Though expenditures allowable as deductions by section 23 of the Code have been claimed and allowed as a part of cost of goods sold pursuant to an acceptable accounting practice, that fact does not change the nature of the expenditures or require that they shall be considered as subtractions in computing gross income in applying section 711(b)(1) and section 433(b)(9) and (10) of the Code. Thus, State real estate, personal property, income, or franchise taxes, Federal and State social security or unemployment compensation taxes are not subtractions in computing gross income, though they have been claimed and allowed as a part of the cost of goods sold ( The Montreal Mining Company v. Commissioner , 2 T.C. 688). The fact however that a taxpayer has included an item in cost of goods sold, though not decisive, is of evidentiary value, as showing that the taxpayer considered the item to be normal rather than abnormal ( Tovrea Land and Cattle Company v. Commissioner , 10 T.C. 90).
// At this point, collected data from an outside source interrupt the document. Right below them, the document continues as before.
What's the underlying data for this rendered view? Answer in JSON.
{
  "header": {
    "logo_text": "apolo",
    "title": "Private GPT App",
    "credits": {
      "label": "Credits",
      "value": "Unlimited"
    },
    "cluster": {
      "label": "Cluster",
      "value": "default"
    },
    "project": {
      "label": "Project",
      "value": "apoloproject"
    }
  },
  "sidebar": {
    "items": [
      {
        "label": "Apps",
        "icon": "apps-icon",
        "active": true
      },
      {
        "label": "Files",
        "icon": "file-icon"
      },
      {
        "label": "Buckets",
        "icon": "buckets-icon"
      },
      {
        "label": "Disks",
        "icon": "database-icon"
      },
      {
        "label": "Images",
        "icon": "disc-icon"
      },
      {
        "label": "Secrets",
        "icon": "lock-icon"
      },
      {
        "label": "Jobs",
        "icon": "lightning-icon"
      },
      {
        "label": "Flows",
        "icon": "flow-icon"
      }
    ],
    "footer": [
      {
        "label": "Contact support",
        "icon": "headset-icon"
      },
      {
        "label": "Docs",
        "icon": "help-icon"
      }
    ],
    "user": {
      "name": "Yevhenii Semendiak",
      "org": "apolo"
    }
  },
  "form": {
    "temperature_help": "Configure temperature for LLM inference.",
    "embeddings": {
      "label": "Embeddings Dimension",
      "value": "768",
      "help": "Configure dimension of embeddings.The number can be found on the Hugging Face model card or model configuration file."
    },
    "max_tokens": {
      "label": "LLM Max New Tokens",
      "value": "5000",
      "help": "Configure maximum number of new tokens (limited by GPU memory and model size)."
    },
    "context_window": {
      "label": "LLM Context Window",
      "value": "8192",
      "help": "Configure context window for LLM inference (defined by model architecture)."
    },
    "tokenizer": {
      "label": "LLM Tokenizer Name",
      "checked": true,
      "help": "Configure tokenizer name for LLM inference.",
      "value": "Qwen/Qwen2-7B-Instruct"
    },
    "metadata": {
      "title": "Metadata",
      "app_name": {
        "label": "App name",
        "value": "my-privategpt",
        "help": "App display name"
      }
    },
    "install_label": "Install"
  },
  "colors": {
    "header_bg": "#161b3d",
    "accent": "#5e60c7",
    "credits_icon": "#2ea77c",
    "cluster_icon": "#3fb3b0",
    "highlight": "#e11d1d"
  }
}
In the case of articles of inventory which are the subject of one or more losses within the meaning of the term `deductions under section 23(f) for losses,' as used in section 711(b)(1)(E) and section 433(b)(9)(C) of the Code, the cost of the articles shall be computed pursuant to the provisions of this Revenue Ruling respecting the computation of cost of goods sold. If the adopted basis of valuing inventories is `cost or market, whichever is lower,' the basis for computing the casualty loss shall not exceed the lower value at the time of the casualty. If for the taxable years beginning after December 31, 1940, and prior to January 1, 1948, the provisions of section 22(d)(6)(A) of the Code are applicable, the basis for computing the casualty loss shall be adjusted to reflect the increase or decrease of net income, under clauses (i) and (ii) thereof, attributable to the casualty loss. In view of the provisions of section 433(b)(10)(D) of the Code, if the provisions of section 22(d)(6)(F) of the Code are applicable, the basis for computing the casualty loss for any taxable year ending after June 30, 1950, and prior to January 1, 1954, shall also be adjusted for reflect the attributable increase or decrease of net income under clause (i) thereof. However, for the purposes of section 711(b)(1)(E) and section 433(b)(9)(C) of the Code, the loss attributable to the casualty shall not include any part due to circumstances other than the casualty, as, for example, price fluctuations occurring prior to the casualty.

Expenditures allowable as ordinary and necessary business expenses, including expenditures occasioned by the casualty, cannot be treated as `deductions under section 23(f) for losses' within the meaning of section 711(b)(1)(E) and section 433(b)(9)(C) of the Code. There is no authority to change an expense under section 23(a)(1)(A) of the Code into a loss under section 23(f), in order to consider and disallow it under the provisions of section 711(b)(1)(E) or section 433(b)(9)(C) of the Code ( Consolidated Motor Lines, Inc. v. Commissioner , 6 T.C. 1066). This rule is applicable regardless of whether the expenditures have been claimed and allowed as deductions under section 23(a)(1)(A) of the Code or, pursuant to an acceptable accounting practice, have been included in cost of goods sold and claimed and allowed as subtractions in computing gross income ( Veeder-Root, Inc. v. Commissioner , 11 T.C. 602).